NEW YORK, Feb 5 (Reuters) - Jack Butler, a prominent bankruptcy attorney who played an instrumental role in American Airlines' merger with U.S. Airways Group, is leaving law firm Skadden Arps Slate Meagher & Flom to become an executive at Hilco Global, a financial services company with a broad range of operations.
Butler, for decades a fixture in some of the most contentious bankruptcy negotiations, will join Hilco as an executive vice president beginning on May 1, Hilco said in an internal memo it released on Wednesday.
A veteran bankruptcy lawyer, the 57-year-old Butler helped build Skadden's restructuring practice when he joined the firm in 1990. He showed no regrets about leaving a powerhouse he helped create.
"When you're a founder of a practice, you always believe on one level, your work is never done. But you also plan for succession," Butler said in an interview on Wednesday. He praised Skadden leaders who remain in place, saying he was "bullish" about the firm's future.
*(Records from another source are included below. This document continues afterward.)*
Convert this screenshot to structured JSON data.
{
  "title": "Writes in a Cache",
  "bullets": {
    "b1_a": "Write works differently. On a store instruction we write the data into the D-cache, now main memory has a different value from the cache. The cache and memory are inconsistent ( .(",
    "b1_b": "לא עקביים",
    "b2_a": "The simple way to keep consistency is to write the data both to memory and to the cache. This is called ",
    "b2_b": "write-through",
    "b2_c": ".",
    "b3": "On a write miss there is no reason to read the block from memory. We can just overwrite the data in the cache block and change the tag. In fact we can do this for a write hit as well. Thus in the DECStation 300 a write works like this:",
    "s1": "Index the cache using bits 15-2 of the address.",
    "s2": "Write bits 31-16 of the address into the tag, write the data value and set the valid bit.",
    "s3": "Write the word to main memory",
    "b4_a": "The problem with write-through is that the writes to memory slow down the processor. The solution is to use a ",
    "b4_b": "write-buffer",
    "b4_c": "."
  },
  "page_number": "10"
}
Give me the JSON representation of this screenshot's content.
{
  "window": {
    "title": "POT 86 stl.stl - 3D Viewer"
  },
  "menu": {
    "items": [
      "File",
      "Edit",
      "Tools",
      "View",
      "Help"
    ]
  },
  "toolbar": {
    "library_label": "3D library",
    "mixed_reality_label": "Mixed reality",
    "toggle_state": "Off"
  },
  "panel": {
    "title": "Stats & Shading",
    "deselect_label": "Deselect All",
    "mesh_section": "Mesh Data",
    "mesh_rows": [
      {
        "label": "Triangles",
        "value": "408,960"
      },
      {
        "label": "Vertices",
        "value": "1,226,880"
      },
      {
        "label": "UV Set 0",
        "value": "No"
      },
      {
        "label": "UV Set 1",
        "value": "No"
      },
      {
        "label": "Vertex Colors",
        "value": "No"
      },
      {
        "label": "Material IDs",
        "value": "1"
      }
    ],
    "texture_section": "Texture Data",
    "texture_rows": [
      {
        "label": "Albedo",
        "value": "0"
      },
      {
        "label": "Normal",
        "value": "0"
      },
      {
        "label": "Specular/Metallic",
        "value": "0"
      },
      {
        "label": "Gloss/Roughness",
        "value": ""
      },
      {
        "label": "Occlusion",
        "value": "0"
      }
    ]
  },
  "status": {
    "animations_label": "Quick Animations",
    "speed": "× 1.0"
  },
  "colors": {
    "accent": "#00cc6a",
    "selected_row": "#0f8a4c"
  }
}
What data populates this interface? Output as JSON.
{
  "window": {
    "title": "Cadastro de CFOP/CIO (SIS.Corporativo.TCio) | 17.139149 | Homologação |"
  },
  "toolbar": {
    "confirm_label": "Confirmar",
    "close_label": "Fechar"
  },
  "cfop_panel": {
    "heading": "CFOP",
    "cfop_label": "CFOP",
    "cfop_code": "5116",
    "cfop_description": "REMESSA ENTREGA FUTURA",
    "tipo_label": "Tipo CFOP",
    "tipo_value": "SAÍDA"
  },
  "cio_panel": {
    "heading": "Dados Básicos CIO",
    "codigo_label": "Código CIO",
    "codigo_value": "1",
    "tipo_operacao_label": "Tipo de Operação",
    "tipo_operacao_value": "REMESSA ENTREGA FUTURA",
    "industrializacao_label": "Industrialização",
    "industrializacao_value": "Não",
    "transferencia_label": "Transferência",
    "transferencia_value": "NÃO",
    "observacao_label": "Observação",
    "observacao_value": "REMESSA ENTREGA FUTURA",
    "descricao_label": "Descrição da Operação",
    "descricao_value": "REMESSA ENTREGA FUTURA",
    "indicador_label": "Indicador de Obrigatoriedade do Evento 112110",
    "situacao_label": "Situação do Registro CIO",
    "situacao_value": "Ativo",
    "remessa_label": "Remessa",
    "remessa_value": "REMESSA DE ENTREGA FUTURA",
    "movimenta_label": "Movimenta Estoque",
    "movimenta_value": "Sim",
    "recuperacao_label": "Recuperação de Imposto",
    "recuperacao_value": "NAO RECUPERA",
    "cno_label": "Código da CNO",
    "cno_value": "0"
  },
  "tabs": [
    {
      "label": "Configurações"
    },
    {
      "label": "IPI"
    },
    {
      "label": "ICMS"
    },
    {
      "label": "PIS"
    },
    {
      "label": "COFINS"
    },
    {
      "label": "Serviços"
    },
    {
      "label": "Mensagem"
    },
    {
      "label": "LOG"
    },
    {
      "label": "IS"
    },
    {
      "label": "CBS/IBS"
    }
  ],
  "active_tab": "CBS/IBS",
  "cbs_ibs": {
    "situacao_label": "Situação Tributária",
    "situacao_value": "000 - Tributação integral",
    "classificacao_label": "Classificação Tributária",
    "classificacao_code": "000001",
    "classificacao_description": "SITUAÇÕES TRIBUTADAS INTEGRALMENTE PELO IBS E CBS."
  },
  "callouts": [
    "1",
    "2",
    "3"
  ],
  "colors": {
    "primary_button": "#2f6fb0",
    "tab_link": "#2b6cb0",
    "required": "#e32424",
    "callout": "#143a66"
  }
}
While Hilco is known in the bankruptcy world for acquiring and liquidating insolvent companies, its work is much broader, and Butler said his role will stretch across all of Hilco's 20 businesses, including private equity, advisory work and appraisals.
Still, the objective to maximize value for stakeholders - which "my whole career has been about," Butler said - remains the same.
"That's what Hilco is all about," Butler said. "Part of its core mission is helping companies find value and drive it."
The difference is that Butler, who has four young children, will get the chance to benefit from the value he helps create as a senior principal at Hilco, reporting to its chief executive officer and his longtime friend, Jeffrey Hecktman.
Hilco's private equity arm owns brands like Halston, a fashion label, and British entertainment retailer HMV.
Butler most recently represented the official creditors' committee of American Airlines when the carrier went bankrupt in 2011. With fellow Skadden partner Jay Goffman, Butler set the agenda in the case, in which American resolved years of bitter labor disputes with unionized workers and then agreed to merge with U.S. Airways to create American Airlines Group, the world's biggest airline.
He also helped lead the restructuring of auto parts supplier Delphi, which went bankrupt during struggles to diversify its business after it was spun off by General Motors .
Butler reflected on the economic importance of Delphi, saying that, had it failed to survive, it might have triggered a depression.
"Had the people working on that case not found a solution, you're talking about the failures of thousands of other suppliers, and I believe there would have been a depression in this country," Butler said.